Change your focus, change your life. Investing in your health allows you to experience life more fully and for more years. Focus on the long game of improving your body’s organ reserve and cardiometabolic health so that you can live a long, purposeful, abundant and functional life. No diets. No quick fixes. No magic pills. No shortcuts. Just a routine that’s sustainable for decades.
6-Take Care of Your Body
My Grandpa did not think of health as something that you get from a doctor’s office. To him, health was created in his daily practices–not something that he reached for in a pill bottle. He believed in the body’s capacity to heal itself from chronic disease which is why my parents sought out a functional medicine doctor for me in 2005. And he loved investing in his health so much that it never felt forced.
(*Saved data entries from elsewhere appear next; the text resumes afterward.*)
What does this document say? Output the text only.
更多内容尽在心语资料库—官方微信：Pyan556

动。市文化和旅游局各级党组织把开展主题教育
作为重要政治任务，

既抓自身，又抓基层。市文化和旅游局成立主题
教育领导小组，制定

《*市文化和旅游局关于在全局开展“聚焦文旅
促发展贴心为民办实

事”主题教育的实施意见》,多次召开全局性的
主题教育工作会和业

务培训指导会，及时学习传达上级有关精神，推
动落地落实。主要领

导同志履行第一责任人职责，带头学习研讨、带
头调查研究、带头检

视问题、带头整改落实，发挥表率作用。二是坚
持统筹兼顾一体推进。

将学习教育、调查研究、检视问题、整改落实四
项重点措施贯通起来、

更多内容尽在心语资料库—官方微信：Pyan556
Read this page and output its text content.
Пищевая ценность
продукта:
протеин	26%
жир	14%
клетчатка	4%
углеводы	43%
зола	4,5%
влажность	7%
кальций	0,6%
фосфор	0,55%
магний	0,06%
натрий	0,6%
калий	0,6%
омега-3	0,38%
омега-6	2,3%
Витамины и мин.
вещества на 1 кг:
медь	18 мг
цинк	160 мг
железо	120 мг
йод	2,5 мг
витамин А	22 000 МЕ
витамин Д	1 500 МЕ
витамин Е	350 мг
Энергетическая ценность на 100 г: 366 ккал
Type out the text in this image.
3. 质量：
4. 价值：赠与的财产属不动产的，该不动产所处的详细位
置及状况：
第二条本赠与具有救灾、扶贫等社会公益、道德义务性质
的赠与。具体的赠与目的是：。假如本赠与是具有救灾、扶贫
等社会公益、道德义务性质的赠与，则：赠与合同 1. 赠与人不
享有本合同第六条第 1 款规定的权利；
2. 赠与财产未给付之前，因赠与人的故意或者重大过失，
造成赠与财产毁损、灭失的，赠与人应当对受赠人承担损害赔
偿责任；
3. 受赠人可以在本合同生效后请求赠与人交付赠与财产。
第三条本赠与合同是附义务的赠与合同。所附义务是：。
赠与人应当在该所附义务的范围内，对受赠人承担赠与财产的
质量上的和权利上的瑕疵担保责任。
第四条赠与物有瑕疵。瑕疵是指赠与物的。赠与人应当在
He lived by all of the health pillars that I recommend: went to the farmers market every week, ate 5-6 cups of vegetables per day and a lot of fruit, drank water with electrolytes, ate virtually no ultra-processed foods, moved his body, took his supplements, spent time in nature every chance he got, did daily chanting exercises to help his snoring, did bodywork with his friend who is a rolfer, went to bed early, tapped his mouth overnight, and invested in lifelong relationships. Here is an Instagram Live that I did with him a few years ago and Instagram Story Highlights.
7-You’re Never Too Old To Invest in Your Health
Although he has been investing in his nutrition and lifestyle for decades, he still had areas to improve. His doctor told him his labs looked ok and recommended a statin. Two years ago, I ran the bloodwork on him that we run for our VIP Nutrition Clients in my nutrition business. He made several tweaks to his nutrition and within six months, he dropped his fasting glucose levels by 25 points–to 88 mg/dL, his LDL ‘lousy’ cholesterol went down 30 points to 111, and his cholesterol dropped to 182. At 91 years old, he told me his cholesterol is the lowest it has ever been. And that was with no medication–just changes to his diet.
8-Invest in your Healthspan
Lifespan is the number of years that you live; healthspan is the number of years that you live in good health. Most people live with chronic disease in their last years of life and suffer a slow decline. My Grandpa always said that his ideal way of dying was to nose dive into his grave. In the beginning of July, he was hiking with my sister and by the end of July, after getting COVID and pneumonia, he was dead. In his final days he was surrounded by family. Days before he died, Johnny sat next to his hospital bed and my Grandpa said he felt at peace if this was the end because he lived many lives in his one life.
I know that this is not the end. His spirit will live on. His legacy will live on through my family, the work that my team and I do to help you get healthier, and in you continuing to prioritize your health. Thank you for allowing me to share his beautiful life with you. Grandpa, may you rest in peace.